Kite was watching me, saying nothing until I had begun to find his unblinking scrutiny unnerving. Finally he said: ‘You’d better answer the young man’s question.’

‘I don’t know,’ I admitted. ‘I’d never met him before last night. He didn’t seem all that keen on what we were doing, though. Maybe he resented being dragged into the funeral and seized the chance to get his own back.’

‘He was attacked as well,’ Kite pointed out.

‘It could have been faked. Set up to make him look like a victim as well.’

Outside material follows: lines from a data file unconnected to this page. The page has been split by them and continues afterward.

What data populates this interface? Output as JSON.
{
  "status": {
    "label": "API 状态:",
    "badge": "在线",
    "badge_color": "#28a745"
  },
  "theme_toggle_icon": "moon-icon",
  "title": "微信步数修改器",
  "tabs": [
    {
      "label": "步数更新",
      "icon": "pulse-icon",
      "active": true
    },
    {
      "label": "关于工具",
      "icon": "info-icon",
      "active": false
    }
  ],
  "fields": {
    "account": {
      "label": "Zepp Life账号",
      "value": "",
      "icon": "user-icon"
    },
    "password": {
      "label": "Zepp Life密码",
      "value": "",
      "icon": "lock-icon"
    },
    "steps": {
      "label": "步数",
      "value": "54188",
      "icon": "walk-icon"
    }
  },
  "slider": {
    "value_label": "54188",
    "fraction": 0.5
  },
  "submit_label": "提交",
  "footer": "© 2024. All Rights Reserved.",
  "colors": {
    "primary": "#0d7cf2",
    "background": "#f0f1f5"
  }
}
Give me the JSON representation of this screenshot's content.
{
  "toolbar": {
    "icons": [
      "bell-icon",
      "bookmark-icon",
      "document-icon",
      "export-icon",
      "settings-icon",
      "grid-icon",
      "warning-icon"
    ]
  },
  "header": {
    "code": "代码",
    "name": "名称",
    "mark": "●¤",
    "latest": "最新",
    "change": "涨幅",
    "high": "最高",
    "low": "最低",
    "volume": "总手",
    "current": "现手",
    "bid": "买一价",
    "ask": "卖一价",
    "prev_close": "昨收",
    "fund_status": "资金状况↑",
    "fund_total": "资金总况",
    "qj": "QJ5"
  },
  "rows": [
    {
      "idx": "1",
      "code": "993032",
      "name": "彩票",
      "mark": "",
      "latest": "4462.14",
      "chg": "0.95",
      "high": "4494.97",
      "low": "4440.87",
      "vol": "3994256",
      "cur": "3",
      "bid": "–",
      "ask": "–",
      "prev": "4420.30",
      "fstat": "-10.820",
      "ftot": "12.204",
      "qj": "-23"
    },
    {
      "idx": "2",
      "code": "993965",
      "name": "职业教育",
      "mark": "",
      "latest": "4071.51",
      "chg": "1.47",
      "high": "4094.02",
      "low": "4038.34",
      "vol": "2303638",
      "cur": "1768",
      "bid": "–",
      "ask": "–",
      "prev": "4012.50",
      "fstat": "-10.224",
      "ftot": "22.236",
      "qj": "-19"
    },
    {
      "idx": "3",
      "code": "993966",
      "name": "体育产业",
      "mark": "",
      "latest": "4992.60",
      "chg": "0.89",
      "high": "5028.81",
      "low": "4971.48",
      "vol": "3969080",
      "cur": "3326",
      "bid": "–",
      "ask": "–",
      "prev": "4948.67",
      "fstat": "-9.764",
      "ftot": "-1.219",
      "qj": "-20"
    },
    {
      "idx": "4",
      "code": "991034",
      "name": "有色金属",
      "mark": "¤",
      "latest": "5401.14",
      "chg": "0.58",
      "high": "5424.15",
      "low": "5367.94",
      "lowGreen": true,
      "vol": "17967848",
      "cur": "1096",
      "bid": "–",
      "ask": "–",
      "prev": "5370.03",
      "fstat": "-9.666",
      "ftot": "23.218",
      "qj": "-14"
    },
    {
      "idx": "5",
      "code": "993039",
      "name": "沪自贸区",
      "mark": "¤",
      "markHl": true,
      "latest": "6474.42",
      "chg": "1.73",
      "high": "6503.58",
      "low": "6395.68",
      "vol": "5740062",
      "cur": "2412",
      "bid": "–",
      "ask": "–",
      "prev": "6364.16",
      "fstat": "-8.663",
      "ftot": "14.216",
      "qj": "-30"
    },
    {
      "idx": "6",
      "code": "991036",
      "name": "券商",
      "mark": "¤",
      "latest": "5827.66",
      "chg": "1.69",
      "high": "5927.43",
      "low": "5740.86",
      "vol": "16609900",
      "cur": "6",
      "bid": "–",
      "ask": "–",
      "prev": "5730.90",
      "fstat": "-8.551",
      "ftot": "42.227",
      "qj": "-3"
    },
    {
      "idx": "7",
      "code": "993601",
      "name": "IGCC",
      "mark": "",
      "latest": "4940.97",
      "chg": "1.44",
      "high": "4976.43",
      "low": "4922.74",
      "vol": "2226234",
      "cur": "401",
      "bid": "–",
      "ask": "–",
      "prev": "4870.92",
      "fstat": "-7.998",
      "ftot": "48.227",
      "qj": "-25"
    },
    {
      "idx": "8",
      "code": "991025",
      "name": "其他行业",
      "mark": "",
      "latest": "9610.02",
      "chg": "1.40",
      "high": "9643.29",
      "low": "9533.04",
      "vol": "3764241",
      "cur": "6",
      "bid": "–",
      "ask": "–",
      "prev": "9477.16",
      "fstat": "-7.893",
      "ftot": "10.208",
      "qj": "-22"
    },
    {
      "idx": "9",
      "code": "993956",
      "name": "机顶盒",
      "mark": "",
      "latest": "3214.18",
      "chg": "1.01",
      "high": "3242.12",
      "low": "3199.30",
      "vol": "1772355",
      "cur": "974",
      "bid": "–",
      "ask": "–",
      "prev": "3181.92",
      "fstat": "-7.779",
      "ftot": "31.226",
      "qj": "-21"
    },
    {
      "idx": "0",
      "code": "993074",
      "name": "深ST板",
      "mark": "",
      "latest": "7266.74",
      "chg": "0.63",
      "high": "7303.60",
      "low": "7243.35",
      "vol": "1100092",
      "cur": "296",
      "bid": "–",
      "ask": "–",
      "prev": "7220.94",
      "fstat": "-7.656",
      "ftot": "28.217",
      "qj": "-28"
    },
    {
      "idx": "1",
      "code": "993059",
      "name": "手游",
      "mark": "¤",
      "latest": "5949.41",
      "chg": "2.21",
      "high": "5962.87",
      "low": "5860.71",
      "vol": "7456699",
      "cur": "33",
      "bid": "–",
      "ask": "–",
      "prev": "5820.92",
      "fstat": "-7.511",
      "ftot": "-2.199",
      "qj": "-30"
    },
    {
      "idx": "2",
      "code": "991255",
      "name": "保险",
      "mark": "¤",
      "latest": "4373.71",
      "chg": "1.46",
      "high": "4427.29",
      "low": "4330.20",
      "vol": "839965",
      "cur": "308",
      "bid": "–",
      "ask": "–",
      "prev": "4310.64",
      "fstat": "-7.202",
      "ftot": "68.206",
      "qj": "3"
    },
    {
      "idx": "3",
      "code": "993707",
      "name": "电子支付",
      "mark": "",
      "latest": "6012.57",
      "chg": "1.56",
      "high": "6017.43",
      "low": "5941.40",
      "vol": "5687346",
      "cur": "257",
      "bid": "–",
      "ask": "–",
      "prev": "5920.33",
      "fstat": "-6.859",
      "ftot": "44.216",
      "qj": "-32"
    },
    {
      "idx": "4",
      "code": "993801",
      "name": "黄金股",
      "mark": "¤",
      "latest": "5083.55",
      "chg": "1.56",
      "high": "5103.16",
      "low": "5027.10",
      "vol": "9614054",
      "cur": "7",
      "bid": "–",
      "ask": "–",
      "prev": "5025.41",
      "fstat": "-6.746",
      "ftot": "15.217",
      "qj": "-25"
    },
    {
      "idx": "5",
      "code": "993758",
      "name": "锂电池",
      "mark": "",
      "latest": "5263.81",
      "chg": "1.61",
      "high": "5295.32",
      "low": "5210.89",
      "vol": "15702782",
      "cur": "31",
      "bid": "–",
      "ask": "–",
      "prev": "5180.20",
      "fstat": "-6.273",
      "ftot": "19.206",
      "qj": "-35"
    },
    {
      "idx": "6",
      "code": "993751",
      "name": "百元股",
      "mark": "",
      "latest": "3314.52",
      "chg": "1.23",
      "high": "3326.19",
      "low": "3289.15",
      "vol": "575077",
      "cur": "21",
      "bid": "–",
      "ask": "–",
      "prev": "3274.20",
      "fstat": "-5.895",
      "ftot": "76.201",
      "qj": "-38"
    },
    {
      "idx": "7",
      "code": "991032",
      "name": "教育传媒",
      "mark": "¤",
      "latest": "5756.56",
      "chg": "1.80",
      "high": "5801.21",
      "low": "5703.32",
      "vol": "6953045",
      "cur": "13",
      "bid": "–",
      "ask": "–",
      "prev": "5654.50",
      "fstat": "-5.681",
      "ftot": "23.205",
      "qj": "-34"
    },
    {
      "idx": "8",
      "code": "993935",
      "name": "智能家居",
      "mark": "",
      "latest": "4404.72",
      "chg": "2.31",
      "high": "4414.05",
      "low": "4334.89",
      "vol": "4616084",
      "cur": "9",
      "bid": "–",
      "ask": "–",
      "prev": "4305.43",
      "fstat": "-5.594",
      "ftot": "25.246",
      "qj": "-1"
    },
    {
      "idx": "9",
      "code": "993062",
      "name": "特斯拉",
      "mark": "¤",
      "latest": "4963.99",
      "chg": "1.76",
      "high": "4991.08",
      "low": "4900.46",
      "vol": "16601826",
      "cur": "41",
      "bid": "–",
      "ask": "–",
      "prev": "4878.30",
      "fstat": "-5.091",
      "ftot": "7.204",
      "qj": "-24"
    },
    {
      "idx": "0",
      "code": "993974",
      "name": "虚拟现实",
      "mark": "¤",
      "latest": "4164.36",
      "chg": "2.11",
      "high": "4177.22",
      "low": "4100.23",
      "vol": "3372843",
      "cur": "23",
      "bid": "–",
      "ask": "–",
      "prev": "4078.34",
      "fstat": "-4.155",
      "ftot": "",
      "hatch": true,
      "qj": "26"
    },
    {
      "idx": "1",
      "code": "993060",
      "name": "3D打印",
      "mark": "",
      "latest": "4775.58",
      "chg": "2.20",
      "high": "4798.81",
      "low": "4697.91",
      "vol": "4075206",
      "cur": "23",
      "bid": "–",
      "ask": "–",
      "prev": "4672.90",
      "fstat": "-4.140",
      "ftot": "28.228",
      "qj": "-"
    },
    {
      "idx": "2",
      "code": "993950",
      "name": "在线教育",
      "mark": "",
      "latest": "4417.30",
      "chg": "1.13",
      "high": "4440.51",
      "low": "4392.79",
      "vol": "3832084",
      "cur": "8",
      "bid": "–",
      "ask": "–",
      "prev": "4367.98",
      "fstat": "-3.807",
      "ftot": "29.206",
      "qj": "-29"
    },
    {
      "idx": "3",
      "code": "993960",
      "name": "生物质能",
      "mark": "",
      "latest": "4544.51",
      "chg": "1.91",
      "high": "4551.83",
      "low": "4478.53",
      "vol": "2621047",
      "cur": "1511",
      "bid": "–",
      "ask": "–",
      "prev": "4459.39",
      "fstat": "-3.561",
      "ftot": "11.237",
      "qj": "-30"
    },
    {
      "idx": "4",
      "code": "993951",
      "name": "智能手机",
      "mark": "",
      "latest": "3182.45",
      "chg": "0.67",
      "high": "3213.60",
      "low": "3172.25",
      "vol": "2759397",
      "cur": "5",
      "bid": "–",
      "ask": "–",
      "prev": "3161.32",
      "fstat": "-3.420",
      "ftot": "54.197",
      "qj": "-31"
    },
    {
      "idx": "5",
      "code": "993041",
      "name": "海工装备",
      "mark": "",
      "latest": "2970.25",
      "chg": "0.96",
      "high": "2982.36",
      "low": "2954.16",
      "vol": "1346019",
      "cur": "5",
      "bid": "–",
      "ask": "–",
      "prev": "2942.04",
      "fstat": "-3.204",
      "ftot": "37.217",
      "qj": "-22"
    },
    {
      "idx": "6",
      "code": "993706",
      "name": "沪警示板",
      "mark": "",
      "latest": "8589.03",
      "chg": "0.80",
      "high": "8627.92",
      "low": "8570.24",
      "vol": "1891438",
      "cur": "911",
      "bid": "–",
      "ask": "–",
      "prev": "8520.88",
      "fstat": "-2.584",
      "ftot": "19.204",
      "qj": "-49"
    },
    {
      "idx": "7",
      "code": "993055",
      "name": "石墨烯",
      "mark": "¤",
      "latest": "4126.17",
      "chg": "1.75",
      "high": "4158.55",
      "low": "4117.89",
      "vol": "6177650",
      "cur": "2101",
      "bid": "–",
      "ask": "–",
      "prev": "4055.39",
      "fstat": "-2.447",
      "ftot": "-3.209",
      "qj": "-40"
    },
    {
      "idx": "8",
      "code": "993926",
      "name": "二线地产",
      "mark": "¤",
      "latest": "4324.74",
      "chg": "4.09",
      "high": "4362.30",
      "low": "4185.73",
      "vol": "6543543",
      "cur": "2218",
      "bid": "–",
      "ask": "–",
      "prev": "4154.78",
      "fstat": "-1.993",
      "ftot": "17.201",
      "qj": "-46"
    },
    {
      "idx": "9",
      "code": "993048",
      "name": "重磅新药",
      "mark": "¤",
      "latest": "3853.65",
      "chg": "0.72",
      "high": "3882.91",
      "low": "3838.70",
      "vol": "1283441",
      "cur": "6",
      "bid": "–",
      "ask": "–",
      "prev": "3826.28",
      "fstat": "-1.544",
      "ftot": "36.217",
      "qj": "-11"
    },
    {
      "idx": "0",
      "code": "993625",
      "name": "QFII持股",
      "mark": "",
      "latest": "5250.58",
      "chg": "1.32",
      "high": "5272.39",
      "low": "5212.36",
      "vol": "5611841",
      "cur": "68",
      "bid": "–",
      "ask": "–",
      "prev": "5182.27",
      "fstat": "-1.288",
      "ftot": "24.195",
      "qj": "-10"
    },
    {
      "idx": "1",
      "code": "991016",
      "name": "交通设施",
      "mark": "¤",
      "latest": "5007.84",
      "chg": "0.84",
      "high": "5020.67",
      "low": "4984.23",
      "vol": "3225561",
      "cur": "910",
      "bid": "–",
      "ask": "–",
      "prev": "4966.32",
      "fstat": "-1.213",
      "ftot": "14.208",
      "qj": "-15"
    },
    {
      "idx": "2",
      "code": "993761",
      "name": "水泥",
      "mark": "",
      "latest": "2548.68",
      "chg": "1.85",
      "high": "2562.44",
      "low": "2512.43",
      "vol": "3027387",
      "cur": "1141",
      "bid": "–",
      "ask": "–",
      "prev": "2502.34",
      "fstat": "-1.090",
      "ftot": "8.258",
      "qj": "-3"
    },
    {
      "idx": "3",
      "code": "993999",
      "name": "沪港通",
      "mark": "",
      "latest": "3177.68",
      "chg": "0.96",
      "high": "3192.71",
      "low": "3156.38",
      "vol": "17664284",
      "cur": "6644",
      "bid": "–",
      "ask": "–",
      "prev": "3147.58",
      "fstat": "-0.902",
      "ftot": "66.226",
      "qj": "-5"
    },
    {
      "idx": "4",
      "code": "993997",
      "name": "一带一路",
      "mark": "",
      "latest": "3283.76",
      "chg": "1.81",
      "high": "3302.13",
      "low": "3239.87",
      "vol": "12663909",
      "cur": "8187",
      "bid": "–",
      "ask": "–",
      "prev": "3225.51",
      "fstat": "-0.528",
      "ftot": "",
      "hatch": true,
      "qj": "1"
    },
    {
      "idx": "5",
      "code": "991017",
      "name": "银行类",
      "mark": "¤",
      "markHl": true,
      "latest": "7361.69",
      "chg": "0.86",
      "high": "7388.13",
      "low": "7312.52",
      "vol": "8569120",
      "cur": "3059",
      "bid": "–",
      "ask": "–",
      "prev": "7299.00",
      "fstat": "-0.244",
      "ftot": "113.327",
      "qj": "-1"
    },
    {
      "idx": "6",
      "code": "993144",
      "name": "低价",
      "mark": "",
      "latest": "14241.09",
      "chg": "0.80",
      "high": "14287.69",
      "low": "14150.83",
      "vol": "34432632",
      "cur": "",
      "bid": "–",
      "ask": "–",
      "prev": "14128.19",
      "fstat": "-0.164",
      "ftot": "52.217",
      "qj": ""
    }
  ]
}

‘So where is he now?’ the youth demanded. ‘What did he do with… with what he took? What’s he going to say to my aunt when he comes home?’

‘I don’t know!’

The policeman intervened. ‘The trouble is, Yaotl, or whatever your name is, I’d thought of your theory already, but there’s no reason why her brother-in-law would have done anything like that. What the thief took were charms for a sorcerer or a warrior, that seems pretty clear. Flower Gatherer was neither of those. He was just a peasant, and married to the woman’s sister. The boy’s question is a good one. How’s Goose going to react if she thinks her husband was behind this?’

‘Is he likely to care?’ I responded. ‘Maybe he’s not planning to come home at all. What other possibility is there?’

‘You could have done it,’ Spotted Eagle said shortly.

‘What?’ I gasped, so shocked that I could barely get the word out.

‘It seems to me,’ Kite said calmly, ‘that there are two possible explanations for Flower Gatherer’s disappearance. I think he ran away, like the rest of you. Either he ran fast enough, in which case he’ll be back eventually, or he didn’t, in which case he’s dead.’

I frowned. ‘But if that’s so, where’s his body?’

‘You tell us,’ spat Spotted Eagle.

I had to suppress a sudden, hysterical impulse to laugh in the young man’s face. Fortunately I remembered what had happened when I had done that before. ‘You think I did something to Flower Gatherer, and then dug Star up? That’s ludicrous! Why would I have done a thing like that?’

‘How should we know?’ replied the youth. ‘I don’t know anything about you. Why wouldn’t you have done it?’

I sighed. ‘So where would I have put the man’s body? What did I do with your mother?’ I appealed to the lad’s father. ‘Handy, you know me. You don’t really think I had any part in this?’

He could not look at me. For a moment his glance fell, perhaps involuntarily, on his wife’s body. He turned away with a shudder. ‘I don’t know what to think any more.’

‘The slave used to be a priest,’ muttered Spotted Eagle sullenly. ‘He could have done it. He knew what we had to do last night and why it mattered. He knows all about charms and how to make them…’

‘No I don’t!’ I was genuinely shocked. ‘I was a priest, not a sorcerer.’